BLUF optimizes for "getting the action item fast," but with sensitive news the reader's first need is to feel respected, not efficiency. The two reconcile: keep the answer-first skeleton, but make sentence one a very short buffer ("there's a not-great development to share"), then the conclusion. The key is that the buffer doesn't become a detour — one line only, and the second sentence must land on the conclusion. Culture lives here too: high-context cultures (East Asia) need a heavier buffer; low-context cultures (US, Germany) read directness as respect for their time.
2. How does Radical Candor land in hierarchical cultures?
The framework assumes "challenging directly" is safe in both directions, but in high-power-distance workplaces a subordinate challenging a boss is high-risk, and a boss's "directness" easily amplifies into humiliation.
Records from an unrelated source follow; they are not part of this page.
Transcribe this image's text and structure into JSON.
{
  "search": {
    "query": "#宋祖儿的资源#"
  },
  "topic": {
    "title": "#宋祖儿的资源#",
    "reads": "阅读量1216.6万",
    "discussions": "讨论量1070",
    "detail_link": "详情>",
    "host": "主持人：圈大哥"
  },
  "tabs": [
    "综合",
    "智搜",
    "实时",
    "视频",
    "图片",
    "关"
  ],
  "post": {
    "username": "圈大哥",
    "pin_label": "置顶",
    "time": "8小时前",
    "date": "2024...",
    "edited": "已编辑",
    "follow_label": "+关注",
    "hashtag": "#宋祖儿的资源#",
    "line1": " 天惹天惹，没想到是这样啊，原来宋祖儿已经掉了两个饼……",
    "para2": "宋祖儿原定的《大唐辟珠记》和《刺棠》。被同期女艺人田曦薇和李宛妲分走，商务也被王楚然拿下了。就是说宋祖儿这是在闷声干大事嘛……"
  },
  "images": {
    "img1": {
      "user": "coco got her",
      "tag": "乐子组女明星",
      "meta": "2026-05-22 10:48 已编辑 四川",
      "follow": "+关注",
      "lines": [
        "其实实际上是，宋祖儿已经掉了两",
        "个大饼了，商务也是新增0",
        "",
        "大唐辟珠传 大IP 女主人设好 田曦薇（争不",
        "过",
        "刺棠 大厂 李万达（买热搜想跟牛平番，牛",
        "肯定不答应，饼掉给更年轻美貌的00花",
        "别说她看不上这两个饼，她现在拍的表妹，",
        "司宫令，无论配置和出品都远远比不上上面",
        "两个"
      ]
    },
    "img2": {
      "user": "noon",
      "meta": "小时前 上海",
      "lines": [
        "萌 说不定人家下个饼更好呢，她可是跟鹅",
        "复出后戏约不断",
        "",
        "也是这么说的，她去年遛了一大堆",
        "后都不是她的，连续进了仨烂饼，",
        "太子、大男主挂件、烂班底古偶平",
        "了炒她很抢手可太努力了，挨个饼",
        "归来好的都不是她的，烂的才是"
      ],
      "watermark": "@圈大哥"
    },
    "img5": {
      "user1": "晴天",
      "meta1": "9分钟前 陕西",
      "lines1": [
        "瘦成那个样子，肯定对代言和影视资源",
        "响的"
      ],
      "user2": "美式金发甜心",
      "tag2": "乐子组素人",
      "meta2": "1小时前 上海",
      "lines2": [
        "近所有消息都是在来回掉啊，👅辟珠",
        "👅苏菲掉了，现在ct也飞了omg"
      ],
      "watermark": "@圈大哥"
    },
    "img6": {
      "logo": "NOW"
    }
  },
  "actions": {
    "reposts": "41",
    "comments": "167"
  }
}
Adaptations: upward feedback goes private and question-shaped ("is that risk covered?") rather than assertive; downward feedback front-loads the Care-Personally signal, since hierarchy already makes directness feel heavier; use SBI to lower the face cost. Keep the core (no hedging); tune the shell (degree of directness) to the culture.
3. Once you outsource the "wording" to AI, is the "judgment" of communication still yours?
AI can instantly write subject lines, draft refusals, compress long emails into BLUF — wording cost trends to zero. But the hard part of communication was never wording; it's judgment: whether to say it, to whom, sync or async, how direct, where the cultural mines are. These are functions of context and relationship, and AI lacks the tacit background in your head. Practical division: let AI do "compression and polish"; keep the judgment layer (whether to send, to whom, which channel, how direct) for yourself. Danger sign: when you start letting AI decide "whether to refuse," not just "how to word the refusal gracefully."
4. When a team goes almost fully async, what "weak ties" does it lose?
Async optimizes the efficiency of information transfer but compresses "non-task contact" — water-cooler chat, the two minutes before a meeting, the flash of someone's expression. These weak ties are the culture medium for trust and rapport, and the source of accidental creative collisions. Fully-async teams drift toward "efficient but distant": everything gets done, yet no one really knows each other, and there's no trust buffer when conflict hits. A practical hedge: deliberately make room for "agenda-less sync" (regular 1:1s, virtual coffee, in-person gatherings). Async runs the work; sync grows the people.